Through a National Endowment for the Humanities Chairman’s Grant, ASU has taken a leadership role in this development. From July 9-13, representatives from several labs, as well as from foundations and federal agencies, met at NEH headquarters in Washington, D.C. to participate in “The Humanities Laboratory: Discussions of New Campus Models.”
The event was conceived and led by ASU scholars, including Sally Kitch, founding director of the Institute for Humanities Research and Regents’ and University Professor; George Justice, dean of humanities; Jim O’Donnell, university librarian; Steven Tepper, dean of the Herberger Institute for Design and the Arts; and Sha Xin Wei, director of the School of Arts, Media and Engineering.
Although lab models vary by institution, those who gathered in Washington agreed that labs in general promote greater intersection between the contents and methodologies of the arts and humanities and the grand social challenges of our time.
Over the course of three days, conference participants engaged in a range of discussions from the meaning of sustainability within a humanistic framework, to how changing institutional configurations challenge and augment traditional research paradigms, to what kind of research methodologies can be mobilized to address the wicked problems of the twenty-first century.

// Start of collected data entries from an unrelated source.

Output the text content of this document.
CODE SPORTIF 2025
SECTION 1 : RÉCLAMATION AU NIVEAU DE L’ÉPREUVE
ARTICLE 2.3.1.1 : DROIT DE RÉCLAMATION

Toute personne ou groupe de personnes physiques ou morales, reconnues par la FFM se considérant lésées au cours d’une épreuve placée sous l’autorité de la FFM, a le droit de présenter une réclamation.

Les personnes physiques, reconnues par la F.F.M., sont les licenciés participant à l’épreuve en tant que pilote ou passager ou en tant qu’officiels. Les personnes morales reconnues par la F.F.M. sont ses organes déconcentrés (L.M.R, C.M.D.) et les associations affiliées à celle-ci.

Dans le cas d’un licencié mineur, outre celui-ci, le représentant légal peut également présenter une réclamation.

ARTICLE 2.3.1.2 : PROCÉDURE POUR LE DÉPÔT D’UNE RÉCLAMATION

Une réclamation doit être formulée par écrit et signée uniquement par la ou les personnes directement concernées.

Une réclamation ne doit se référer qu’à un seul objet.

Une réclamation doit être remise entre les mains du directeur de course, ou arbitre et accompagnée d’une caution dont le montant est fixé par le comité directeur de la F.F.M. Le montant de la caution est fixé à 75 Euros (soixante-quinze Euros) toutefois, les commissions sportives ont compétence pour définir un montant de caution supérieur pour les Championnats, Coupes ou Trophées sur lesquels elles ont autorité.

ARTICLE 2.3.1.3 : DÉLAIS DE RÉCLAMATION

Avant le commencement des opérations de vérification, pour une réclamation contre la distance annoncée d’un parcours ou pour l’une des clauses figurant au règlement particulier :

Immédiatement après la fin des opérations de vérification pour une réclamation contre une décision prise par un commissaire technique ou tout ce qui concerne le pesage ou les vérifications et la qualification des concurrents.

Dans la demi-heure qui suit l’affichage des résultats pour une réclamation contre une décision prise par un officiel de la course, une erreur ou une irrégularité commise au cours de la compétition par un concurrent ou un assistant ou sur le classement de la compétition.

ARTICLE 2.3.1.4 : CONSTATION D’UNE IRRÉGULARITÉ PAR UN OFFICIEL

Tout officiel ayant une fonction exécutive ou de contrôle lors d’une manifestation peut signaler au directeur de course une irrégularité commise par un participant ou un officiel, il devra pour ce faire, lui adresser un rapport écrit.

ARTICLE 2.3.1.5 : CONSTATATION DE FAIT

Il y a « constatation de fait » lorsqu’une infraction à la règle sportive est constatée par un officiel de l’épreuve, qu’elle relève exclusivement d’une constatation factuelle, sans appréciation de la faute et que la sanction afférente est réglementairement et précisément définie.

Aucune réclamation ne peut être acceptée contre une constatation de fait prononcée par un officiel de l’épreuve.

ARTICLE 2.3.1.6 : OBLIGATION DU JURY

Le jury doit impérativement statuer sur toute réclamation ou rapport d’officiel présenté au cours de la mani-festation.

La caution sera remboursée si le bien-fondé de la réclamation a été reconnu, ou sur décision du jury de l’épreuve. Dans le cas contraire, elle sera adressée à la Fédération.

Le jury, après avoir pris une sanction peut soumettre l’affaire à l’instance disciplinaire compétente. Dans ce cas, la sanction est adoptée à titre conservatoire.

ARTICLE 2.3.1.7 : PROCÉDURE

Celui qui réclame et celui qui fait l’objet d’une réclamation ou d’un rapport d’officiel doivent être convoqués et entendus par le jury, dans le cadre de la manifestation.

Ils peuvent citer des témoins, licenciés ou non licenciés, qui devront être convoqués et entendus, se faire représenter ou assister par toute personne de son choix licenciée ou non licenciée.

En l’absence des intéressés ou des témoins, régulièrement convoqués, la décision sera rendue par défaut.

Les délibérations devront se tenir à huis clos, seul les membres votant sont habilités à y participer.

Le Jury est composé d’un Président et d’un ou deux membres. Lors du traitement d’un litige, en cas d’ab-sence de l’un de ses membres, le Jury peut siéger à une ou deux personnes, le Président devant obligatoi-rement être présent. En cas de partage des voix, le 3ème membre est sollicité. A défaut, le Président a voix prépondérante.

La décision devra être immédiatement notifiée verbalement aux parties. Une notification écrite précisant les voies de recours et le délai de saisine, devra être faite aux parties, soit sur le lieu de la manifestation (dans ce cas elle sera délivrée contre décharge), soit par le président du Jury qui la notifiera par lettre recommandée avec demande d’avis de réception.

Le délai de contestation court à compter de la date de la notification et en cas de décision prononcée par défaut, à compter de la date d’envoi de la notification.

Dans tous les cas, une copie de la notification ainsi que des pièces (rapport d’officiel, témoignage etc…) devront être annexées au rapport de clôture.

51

In order to infuse current visions of the purpose of the humanities with new relevance and energy, the participants in the H-Lab discussion also explored ways to foster creative collaboration between humanities, the arts, and STEM scholars by developing innovative spatial design, integrating student scholarship and innovation with professors’ projects, and reenergizing current relationships between the academy and policymakers.
Conference attendees concluded the event newly committed to fostering innovative and creative approaches to dynamic and collaborative arts and humanities research, to mobilizing humanistic methodologies and theories to address grand social challenges, and to repositioning the arts and humanities as central in addressing questions of sustainability, possibilities for global human wellbeing, and approaches to conceptualizing the future.
Discussions in Washington also focused on the importance of assembling intergenerational transdisciplinary teams in a lab’s experimental space to craft targeted approaches to problems such as climate change, poverty, global health, and violence. Although the social and natural sciences have dominated the marketplace of ideas and methodologies related to such problems, the arts and humanities expand solution possibilities by providing insights into human motivation and values, historical contexts, and the role of language in determining thought.
Such insights are necessary to defining and addressing complex social challenges. By the same token a lab approach promises an innovative, flexible future for the humanities in which guided missions and serendipitous innovation meet. The humanities lab concept also builds upon the role of digital humanities labs, such as ASU’s Nexus Lab for Digital Humanities and Transdisciplinary Informatics, in positioning the humanities as relevant to data-driven disciplines. Humanities labs seek to involve the academy, students, and the broader public in sustainable, impactful, interdisciplinary humanistic endeavors.
Next the ASU team will be moving forward to make a transformative humanities lab a reality at Arizona State University.